New rapid test measures immunity to COVID-19

The study, conducted at Mount Sinai, is one of the first to successfully measure T cell responses, which may be able to ensure protection after antibodies are gone.

Researchers at Mount Sinai’s Icahn School of Medicine in New York have developed a rapid blood test that measures the intensity and length of a person’s immunity to SARS-CoV-2, the virus that causes COVID-19.

According to a study published in the peer-reviewed Nature Biotechnology this month, the development of the test, which provides results within 24 hours, will allow widespread monitoring of the population’s immunity to the virus, in addition to insight on vaccine effectiveness.

T cell response vs antibodies
Researchers explained that the test measures the activation of T cells, which are part of the human immune response to a COVID infection or vaccination and help fight severe illness or death. Both T cells and antibodies lead to long-term protection from infection. Although harder to evaluate, T cell memory represents a fundamental factor in the immunity against the virus and may be able to ensure protection after the antibodies are gone, according to experts. This is one of the first studies to successfully measure T cell responses because of the associated technical challenges.

The team focused to the two assays that gave the most scalability. One, the qTACT assay, was reported to be “accurate and sensitive but had a relatively longer processing time of 24 hours per 200 blood samples, a moderate price, and a medium level of technical skill.” The other, the dqTACT assay, was “accurate and had a reduced processing time and cost, and required minimal lab experience, making it easy to implement,” according to the study.

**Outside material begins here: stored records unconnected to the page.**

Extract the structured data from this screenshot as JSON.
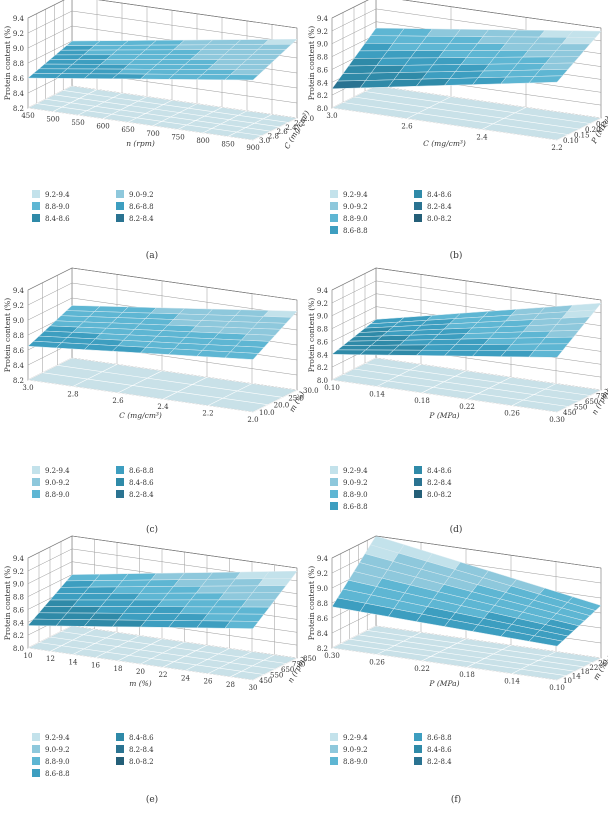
{
  "figure": {
    "colors": {
      "9.2-9.4": "#c3e2eb",
      "9.0-9.2": "#8ec8dc",
      "8.8-9.0": "#5eb6d3",
      "8.6-8.8": "#3d9ec0",
      "8.4-8.6": "#2f8aa8",
      "8.2-8.4": "#2a7391",
      "8.0-8.2": "#245f78"
    },
    "floor_color": "#c9e1e8",
    "wall_color": "#ffffff",
    "grid_color": "#9a9a9a"
  },
  "chart_data": [
    {
      "id": "a",
      "caption": "(a)",
      "type": "surface3d",
      "zlabel": "Protein content (%)",
      "zlim": [
        8.2,
        9.4
      ],
      "zticks": [
        "8.2",
        "8.4",
        "8.6",
        "8.8",
        "9.0",
        "9.2",
        "9.4"
      ],
      "xlabel": "n (rpm)",
      "xticks": [
        "450",
        "500",
        "550",
        "600",
        "650",
        "700",
        "750",
        "800",
        "850",
        "900"
      ],
      "xlim": [
        450,
        900
      ],
      "ylabel": "C (mg/cm³)",
      "yticks": [
        "3.0",
        "2.8",
        "2.6",
        "2.4",
        "2.2",
        "2.0"
      ],
      "ylim": [
        3.0,
        2.0
      ],
      "surface": {
        "z_front_left": 8.6,
        "z_front_right": 9.0,
        "z_back_left": 8.8,
        "z_back_right": 9.25
      },
      "legend": [
        "9.2-9.4",
        "9.0-9.2",
        "8.8-9.0",
        "8.6-8.8",
        "8.4-8.6",
        "8.2-8.4"
      ]
    },
    {
      "id": "b",
      "caption": "(b)",
      "type": "surface3d",
      "zlabel": "Protein content (%)",
      "zlim": [
        8.0,
        9.4
      ],
      "zticks": [
        "8.0",
        "8.2",
        "8.4",
        "8.6",
        "8.8",
        "9.0",
        "9.2",
        "9.4"
      ],
      "xlabel": "C (mg/cm³)",
      "xticks": [
        "3.0",
        "2.6",
        "2.4",
        "2.2"
      ],
      "xlim": [
        3.0,
        2.0
      ],
      "ylabel": "P (MPa)",
      "yticks": [
        "0.10",
        "0.15",
        "0.20",
        "0.25",
        "0.30"
      ],
      "ylim": [
        0.1,
        0.3
      ],
      "surface": {
        "z_front_left": 8.3,
        "z_front_right": 8.9,
        "z_back_left": 8.9,
        "z_back_right": 9.35
      },
      "legend": [
        "9.2-9.4",
        "8.4-8.6",
        "9.0-9.2",
        "8.2-8.4",
        "8.8-9.0",
        "8.0-8.2",
        "8.6-8.8"
      ]
    },
    {
      "id": "c",
      "caption": "(c)",
      "type": "surface3d",
      "zlabel": "Protein content (%)",
      "zlim": [
        8.2,
        9.4
      ],
      "zticks": [
        "8.2",
        "8.4",
        "8.6",
        "8.8",
        "9.0",
        "9.2",
        "9.4"
      ],
      "xlabel": "C (mg/cm³)",
      "xticks": [
        "3.0",
        "2.8",
        "2.6",
        "2.4",
        "2.2",
        "2.0"
      ],
      "xlim": [
        3.0,
        2.0
      ],
      "ylabel": "m (%)",
      "yticks": [
        "10.0",
        "20.0",
        "25.0",
        "30.0"
      ],
      "ylim": [
        10.0,
        30.0
      ],
      "surface": {
        "z_front_left": 8.65,
        "z_front_right": 8.9,
        "z_back_left": 8.9,
        "z_back_right": 9.25
      },
      "legend": [
        "9.2-9.4",
        "8.6-8.8",
        "9.0-9.2",
        "8.4-8.6",
        "8.8-9.0",
        "8.2-8.4"
      ]
    },
    {
      "id": "d",
      "caption": "(d)",
      "type": "surface3d",
      "zlabel": "Protein content (%)",
      "zlim": [
        8.0,
        9.4
      ],
      "zticks": [
        "8.0",
        "8.2",
        "8.4",
        "8.6",
        "8.8",
        "9.0",
        "9.2",
        "9.4"
      ],
      "xlabel": "P (MPa)",
      "xticks": [
        "0.10",
        "0.14",
        "0.18",
        "0.22",
        "0.26",
        "0.30"
      ],
      "xlim": [
        0.1,
        0.3
      ],
      "ylabel": "n (rpm)",
      "yticks": [
        "450",
        "550",
        "650",
        "750",
        "850"
      ],
      "ylim": [
        450,
        850
      ],
      "surface": {
        "z_front_left": 8.4,
        "z_front_right": 8.85,
        "z_back_left": 8.6,
        "z_back_right": 9.35
      },
      "legend": [
        "9.2-9.4",
        "8.4-8.6",
        "9.0-9.2",
        "8.2-8.4",
        "8.8-9.0",
        "8.0-8.2",
        "8.6-8.8"
      ]
    },
    {
      "id": "e",
      "caption": "(e)",
      "type": "surface3d",
      "zlabel": "Protein content (%)",
      "zlim": [
        8.0,
        9.4
      ],
      "zticks": [
        "8.0",
        "8.2",
        "8.4",
        "8.6",
        "8.8",
        "9.0",
        "9.2",
        "9.4"
      ],
      "xlabel": "m (%)",
      "xticks": [
        "10",
        "12",
        "14",
        "16",
        "18",
        "20",
        "22",
        "24",
        "26",
        "28",
        "30"
      ],
      "xlim": [
        10,
        30
      ],
      "ylabel": "n (rpm)",
      "yticks": [
        "450",
        "550",
        "650",
        "750",
        "850"
      ],
      "ylim": [
        450,
        850
      ],
      "surface": {
        "z_front_left": 8.35,
        "z_front_right": 8.8,
        "z_back_left": 8.8,
        "z_back_right": 9.35
      },
      "legend": [
        "9.2-9.4",
        "8.4-8.6",
        "9.0-9.2",
        "8.2-8.4",
        "8.8-9.0",
        "8.0-8.2",
        "8.6-8.8"
      ]
    },
    {
      "id": "f",
      "caption": "(f)",
      "type": "surface3d",
      "zlabel": "Protein content (%)",
      "zlim": [
        8.2,
        9.4
      ],
      "zticks": [
        "8.2",
        "8.4",
        "8.6",
        "8.8",
        "9.0",
        "9.2",
        "9.4"
      ],
      "xlabel": "P (MPa)",
      "xticks": [
        "0.30",
        "0.26",
        "0.22",
        "0.18",
        "0.14",
        "0.10"
      ],
      "xlim": [
        0.3,
        0.1
      ],
      "ylabel": "m (%)",
      "yticks": [
        "10",
        "14",
        "18",
        "22",
        "26",
        "30"
      ],
      "ylim": [
        10,
        30
      ],
      "surface": {
        "z_front_left": 8.75,
        "z_front_right": 8.65,
        "z_back_left": 9.4,
        "z_back_right": 8.9
      },
      "legend": [
        "9.2-9.4",
        "8.6-8.8",
        "9.0-9.2",
        "8.4-8.6",
        "8.8-9.0",
        "8.2-8.4"
      ]
    }
  ]
}
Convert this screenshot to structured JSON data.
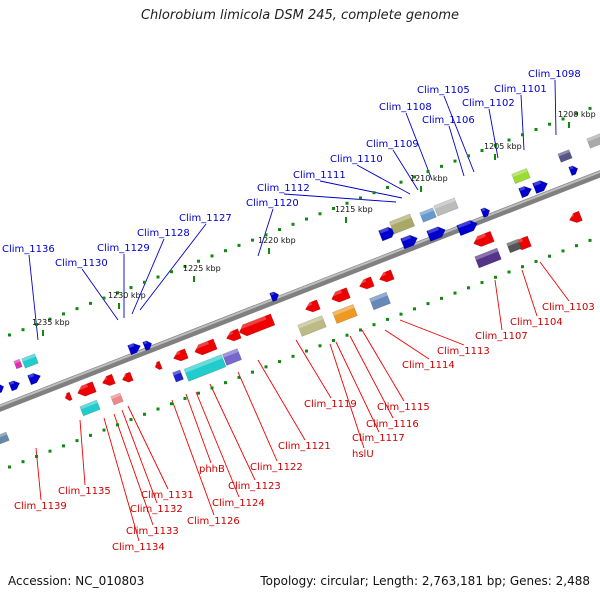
{
  "title": "Chlorobium limicola DSM 245, complete genome",
  "footer": {
    "accession": "Accession: NC_010803",
    "stats": "Topology: circular; Length: 2,763,181 bp; Genes: 2,488"
  },
  "kbp_ticks": [
    "1200 kbp",
    "1205 kbp",
    "1210 kbp",
    "1215 kbp",
    "1220 kbp",
    "1225 kbp",
    "1230 kbp",
    "1235 kbp"
  ],
  "genes_forward": [
    "Clim_1098",
    "Clim_1101",
    "Clim_1102",
    "Clim_1105",
    "Clim_1106",
    "Clim_1108",
    "Clim_1109",
    "Clim_1110",
    "Clim_1111",
    "Clim_1112",
    "Clim_1120",
    "Clim_1127",
    "Clim_1128",
    "Clim_1129",
    "Clim_1130",
    "Clim_1136"
  ],
  "genes_reverse": [
    "Clim_1103",
    "Clim_1104",
    "Clim_1107",
    "Clim_1113",
    "Clim_1114",
    "Clim_1115",
    "Clim_1116",
    "Clim_1117",
    "hslU",
    "Clim_1119",
    "Clim_1121",
    "Clim_1122",
    "Clim_1123",
    "Clim_1124",
    "phhB",
    "Clim_1126",
    "Clim_1131",
    "Clim_1132",
    "Clim_1133",
    "Clim_1134",
    "Clim_1135",
    "Clim_1139"
  ],
  "colors": {
    "forward": "#0000cc",
    "reverse": "#ee0000",
    "tick": "#118811",
    "backbone": "#888888"
  }
}
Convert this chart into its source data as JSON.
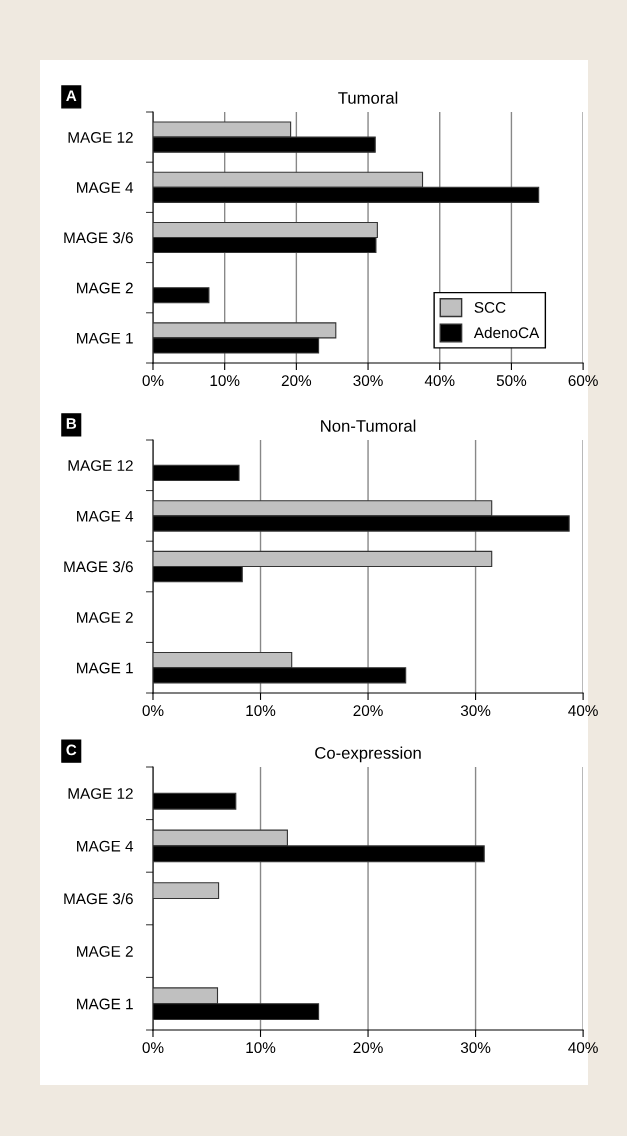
{
  "chart_data": [
    {
      "type": "bar",
      "orientation": "horizontal",
      "title": "Tumoral",
      "annotations": [
        "A"
      ],
      "categories": [
        "MAGE 12",
        "MAGE 4",
        "MAGE 3/6",
        "MAGE 2",
        "MAGE 1"
      ],
      "series": [
        {
          "name": "SCC",
          "color": "#c0c0c0",
          "values": [
            19.2,
            37.6,
            31.3,
            null,
            25.5
          ]
        },
        {
          "name": "AdenoCA",
          "color": "#000000",
          "values": [
            31.0,
            53.8,
            31.1,
            7.8,
            23.1
          ]
        }
      ],
      "xlim": [
        0,
        60
      ],
      "xticks": [
        {
          "value": 0,
          "label": "0%"
        },
        {
          "value": 10,
          "label": "10%"
        },
        {
          "value": 20,
          "label": "20%"
        },
        {
          "value": 30,
          "label": "30%"
        },
        {
          "value": 40,
          "label": "40%"
        },
        {
          "value": 50,
          "label": "50%"
        },
        {
          "value": 60,
          "label": "60%"
        }
      ],
      "grid": "x",
      "legend": "bottom right"
    },
    {
      "type": "bar",
      "orientation": "horizontal",
      "title": "Non-Tumoral",
      "annotations": [
        "B"
      ],
      "categories": [
        "MAGE 12",
        "MAGE 4",
        "MAGE 3/6",
        "MAGE 2",
        "MAGE 1"
      ],
      "series": [
        {
          "color": "#c0c0c0",
          "values": [
            null,
            31.5,
            31.5,
            null,
            12.9
          ]
        },
        {
          "color": "#000000",
          "values": [
            8.0,
            38.7,
            8.3,
            null,
            23.5
          ]
        }
      ],
      "xlim": [
        0,
        40
      ],
      "xticks": [
        {
          "value": 0,
          "label": "0%"
        },
        {
          "value": 10,
          "label": "10%"
        },
        {
          "value": 20,
          "label": "20%"
        },
        {
          "value": 30,
          "label": "30%"
        },
        {
          "value": 40,
          "label": "40%"
        }
      ],
      "grid": "x",
      "legend": false
    },
    {
      "type": "bar",
      "orientation": "horizontal",
      "title": "Co-expression",
      "annotations": [
        "C"
      ],
      "categories": [
        "MAGE 12",
        "MAGE 4",
        "MAGE 3/6",
        "MAGE 2",
        "MAGE 1"
      ],
      "series": [
        {
          "color": "#c0c0c0",
          "values": [
            null,
            12.5,
            6.1,
            null,
            6.0
          ]
        },
        {
          "color": "#000000",
          "values": [
            7.7,
            30.8,
            null,
            null,
            15.4
          ]
        }
      ],
      "xlim": [
        0,
        40
      ],
      "xticks": [
        {
          "value": 0,
          "label": "0%"
        },
        {
          "value": 10,
          "label": "10%"
        },
        {
          "value": 20,
          "label": "20%"
        },
        {
          "value": 30,
          "label": "30%"
        },
        {
          "value": 40,
          "label": "40%"
        }
      ],
      "grid": "x",
      "legend": false
    }
  ]
}
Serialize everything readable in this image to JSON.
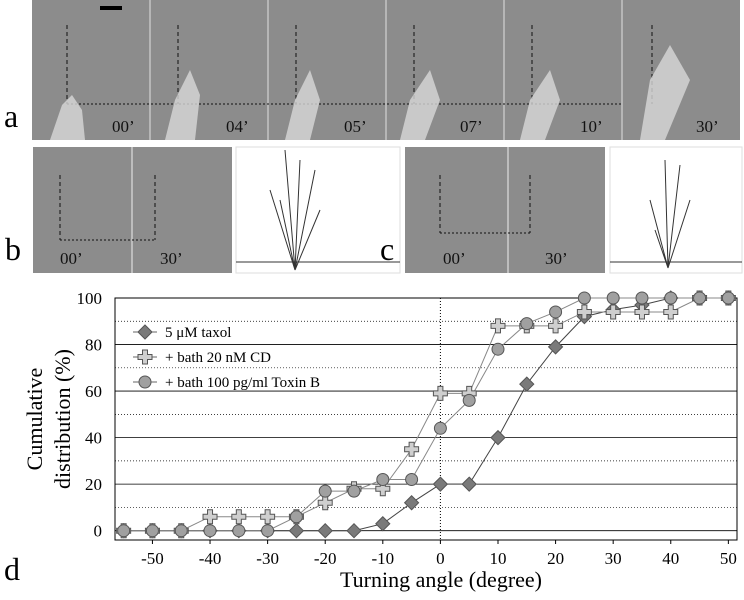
{
  "panels": {
    "a": {
      "label": "a",
      "times": [
        "00’",
        "04’",
        "05’",
        "07’",
        "10’",
        "30’"
      ]
    },
    "b": {
      "label": "b",
      "times": [
        "00’",
        "30’"
      ]
    },
    "c": {
      "label": "c",
      "times": [
        "00’",
        "30’"
      ]
    },
    "d": {
      "label": "d"
    }
  },
  "chart_data": {
    "type": "line",
    "x_label": "Turning angle (degree)",
    "y_label": [
      "Cumulative",
      "distribution (%)"
    ],
    "x": [
      -55,
      -50,
      -45,
      -40,
      -35,
      -30,
      -25,
      -20,
      -15,
      -10,
      -5,
      0,
      5,
      10,
      15,
      20,
      25,
      30,
      35,
      40,
      45,
      50
    ],
    "series": [
      {
        "name": "5 μM taxol",
        "marker": "diamond",
        "color": "#7a7a7a",
        "values": [
          0,
          0,
          0,
          0,
          0,
          0,
          0,
          0,
          0,
          3,
          12,
          20,
          20,
          40,
          63,
          79,
          92,
          95,
          97,
          100,
          100,
          100
        ]
      },
      {
        "name": "+ bath 20 nM CD",
        "marker": "cross",
        "color": "#cfcfcf",
        "values": [
          0,
          0,
          0,
          6,
          6,
          6,
          6,
          12,
          18,
          18,
          35,
          59,
          59,
          88,
          88,
          88,
          94,
          94,
          94,
          94,
          100,
          100
        ]
      },
      {
        "name": "+ bath 100 pg/ml Toxin B",
        "marker": "circle",
        "color": "#a0a0a0",
        "values": [
          0,
          0,
          0,
          0,
          0,
          0,
          6,
          17,
          17,
          22,
          22,
          44,
          56,
          78,
          89,
          94,
          100,
          100,
          100,
          100,
          100,
          100
        ]
      }
    ],
    "xlim": [
      -56.5,
      51.5
    ],
    "ylim": [
      -4,
      100
    ],
    "xticks": [
      -50,
      -40,
      -30,
      -20,
      -10,
      0,
      10,
      20,
      30,
      40,
      50
    ],
    "yticks": [
      0,
      20,
      40,
      60,
      80,
      100
    ],
    "minor_yticks": [
      10,
      30,
      50,
      70,
      90
    ],
    "grid": true,
    "zero_line": 0,
    "legend": "upper left"
  }
}
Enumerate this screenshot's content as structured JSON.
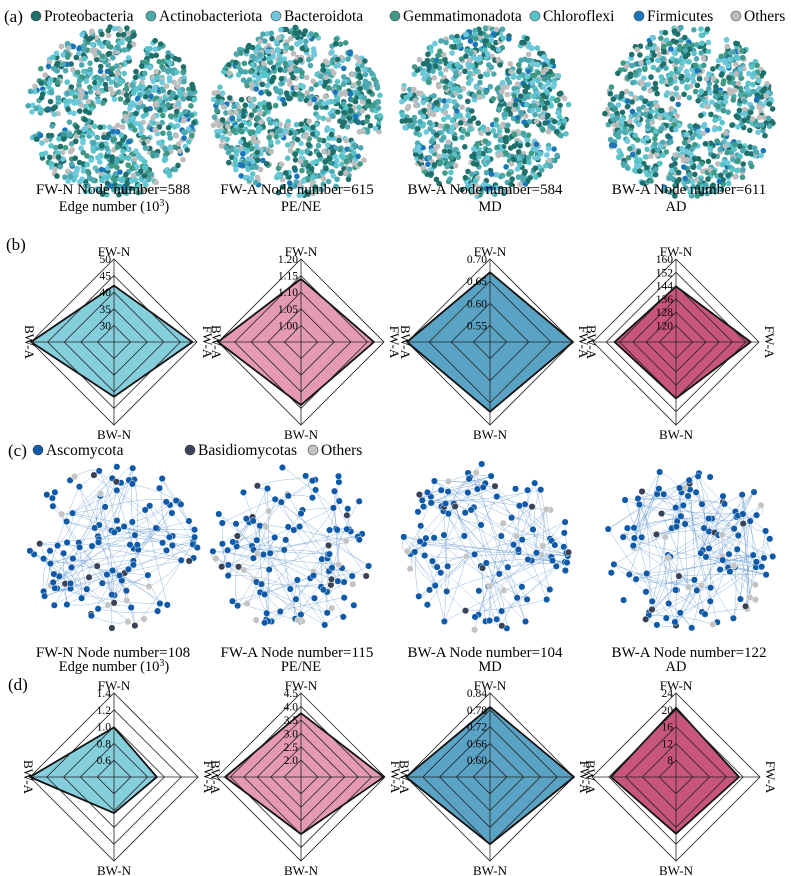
{
  "colors": {
    "proteobacteria": "#1f6f6a",
    "actinobacteriota": "#4da8b0",
    "bacteroidota": "#6ec8dc",
    "gemmatimonadota": "#3e9a86",
    "chloroflexi": "#58c3c8",
    "firmicutes": "#1a76b8",
    "others_a": "#bdbdbd",
    "ascomycota": "#0f5aa8",
    "basidiomycotas": "#3a4257",
    "others_c": "#c4c4c4",
    "edge_c": "#3f7fc8",
    "radar_cyan": "#85cfdc",
    "radar_pink": "#e59ab4",
    "radar_blue": "#5aa3c4",
    "radar_maroon": "#c8567a"
  },
  "panel_a": {
    "label": "(a)",
    "legend": [
      {
        "name": "Proteobacteria",
        "color_key": "proteobacteria"
      },
      {
        "name": "Actinobacteriota",
        "color_key": "actinobacteriota"
      },
      {
        "name": "Bacteroidota",
        "color_key": "bacteroidota"
      },
      {
        "name": "Gemmatimonadota",
        "color_key": "gemmatimonadota"
      },
      {
        "name": "Chloroflexi",
        "color_key": "chloroflexi"
      },
      {
        "name": "Firmicutes",
        "color_key": "firmicutes"
      },
      {
        "name": "Others",
        "color_key": "others_a"
      }
    ],
    "networks": [
      {
        "caption": "FW-N Node number=588",
        "sectors": 3
      },
      {
        "caption": "FW-A Node number=615",
        "sectors": 4
      },
      {
        "caption": "BW-A Node number=584",
        "sectors": 4
      },
      {
        "caption": "BW-A Node number=611",
        "sectors": 4
      }
    ]
  },
  "panel_b": {
    "label": "(b)",
    "radars": [
      {
        "title": "Edge number (10",
        "title_sup": "3",
        "title_end": ")",
        "color_key": "radar_cyan",
        "ticks": [
          "30",
          "35",
          "40",
          "45",
          "50"
        ],
        "tick_values": [
          30,
          35,
          40,
          45,
          50
        ],
        "values": {
          "FW-N": 42,
          "FW-A": 48.6,
          "BW-N": 41.5,
          "BW-A": 50
        }
      },
      {
        "title": "PE/NE",
        "color_key": "radar_pink",
        "ticks": [
          "1.00",
          "1.05",
          "1.10",
          "1.15",
          "1.20"
        ],
        "tick_values": [
          1.0,
          1.05,
          1.1,
          1.15,
          1.2
        ],
        "values": {
          "FW-N": 1.14,
          "FW-A": 1.17,
          "BW-N": 1.14,
          "BW-A": 1.2
        }
      },
      {
        "title": "MD",
        "color_key": "radar_blue",
        "ticks": [
          "0.55",
          "0.60",
          "0.65",
          "0.70"
        ],
        "tick_values": [
          0.55,
          0.6,
          0.65,
          0.7
        ],
        "values": {
          "FW-N": 0.67,
          "FW-A": 0.7,
          "BW-N": 0.67,
          "BW-A": 0.7
        }
      },
      {
        "title": "AD",
        "color_key": "radar_maroon",
        "ticks": [
          "120",
          "128",
          "136",
          "144",
          "152",
          "160"
        ],
        "tick_values": [
          120,
          128,
          136,
          144,
          152,
          160
        ],
        "values": {
          "FW-N": 143.5,
          "FW-A": 155,
          "BW-N": 144,
          "BW-A": 147
        }
      }
    ]
  },
  "panel_c": {
    "label": "(c)",
    "legend": [
      {
        "name": "Ascomycota",
        "color_key": "ascomycota"
      },
      {
        "name": "Basidiomycotas",
        "color_key": "basidiomycotas"
      },
      {
        "name": "Others",
        "color_key": "others_c"
      }
    ],
    "networks": [
      {
        "caption": "FW-N Node number=108",
        "sectors": 4
      },
      {
        "caption": "FW-A Node number=115",
        "sectors": 5
      },
      {
        "caption": "BW-A Node number=104",
        "sectors": 4
      },
      {
        "caption": "BW-A  Node number=122",
        "sectors": 3
      }
    ]
  },
  "panel_d": {
    "label": "(d)",
    "radars": [
      {
        "title": "Edge number (10",
        "title_sup": "3",
        "title_end": ")",
        "color_key": "radar_cyan",
        "ticks": [
          "0.6",
          "0.8",
          "1.0",
          "1.2",
          "1.4"
        ],
        "tick_values": [
          0.6,
          0.8,
          1.0,
          1.2,
          1.4
        ],
        "values": {
          "FW-N": 0.99,
          "FW-A": 0.91,
          "BW-N": 0.83,
          "BW-A": 1.4
        }
      },
      {
        "title": "PE/NE",
        "color_key": "radar_pink",
        "ticks": [
          "2.0",
          "2.5",
          "3.0",
          "3.5",
          "4.0",
          "4.5"
        ],
        "tick_values": [
          2.0,
          2.5,
          3.0,
          3.5,
          4.0,
          4.5
        ],
        "values": {
          "FW-N": 3.75,
          "FW-A": 4.45,
          "BW-N": 3.5,
          "BW-A": 4.2
        }
      },
      {
        "title": "MD",
        "color_key": "radar_blue",
        "ticks": [
          "0.60",
          "0.66",
          "0.72",
          "0.78",
          "0.84"
        ],
        "tick_values": [
          0.6,
          0.66,
          0.72,
          0.78,
          0.84
        ],
        "values": {
          "FW-N": 0.79,
          "FW-A": 0.84,
          "BW-N": 0.78,
          "BW-A": 0.84
        }
      },
      {
        "title": "AD",
        "color_key": "radar_maroon",
        "ticks": [
          "8",
          "12",
          "16",
          "20",
          "24"
        ],
        "tick_values": [
          8,
          12,
          16,
          20,
          24
        ],
        "values": {
          "FW-N": 20.5,
          "FW-A": 19,
          "BW-N": 17.5,
          "BW-A": 19.5
        }
      }
    ]
  },
  "axes": {
    "top": "FW-N",
    "right": "FW-A",
    "bottom": "BW-N",
    "left": "BW-A"
  }
}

“These T cells have an important role in protection from emerging mutant strains, thus immediately gauging the impact that viral mutations might have on cellular immunity.”

Jordi Ochando

“The assays presented here are based on the ability of SARS-CoV-2 T cells to respond to peptides covering different proteins of the virus,” said senior author, Jordi Ochando, PhD, Assistant Professor of Oncological Sciences at the Tisch Cancer Institute at Mount Sinai and Assistant Professor of Medicine (Nephrology), and Pathology, Molecular, and Cell-Based Medicine at the Icahn School of Medicine at Mount Sinai. “With the possibility of using different peptide pools, our approach represents a flexible strategy that can be easily implemented to detect the presence of T cells responding to different viral proteins. These T cells have an important role in protection from emerging mutant strains, thus immediately gauging the impact that viral mutations might have on cellular immunity.”

Megan Schwarz, a graduate student at Mount Sinai and first author of the study, added, “Precise measurement of cellular responses underlying virus protection represents a crucial parameter of our levels of immune defense.”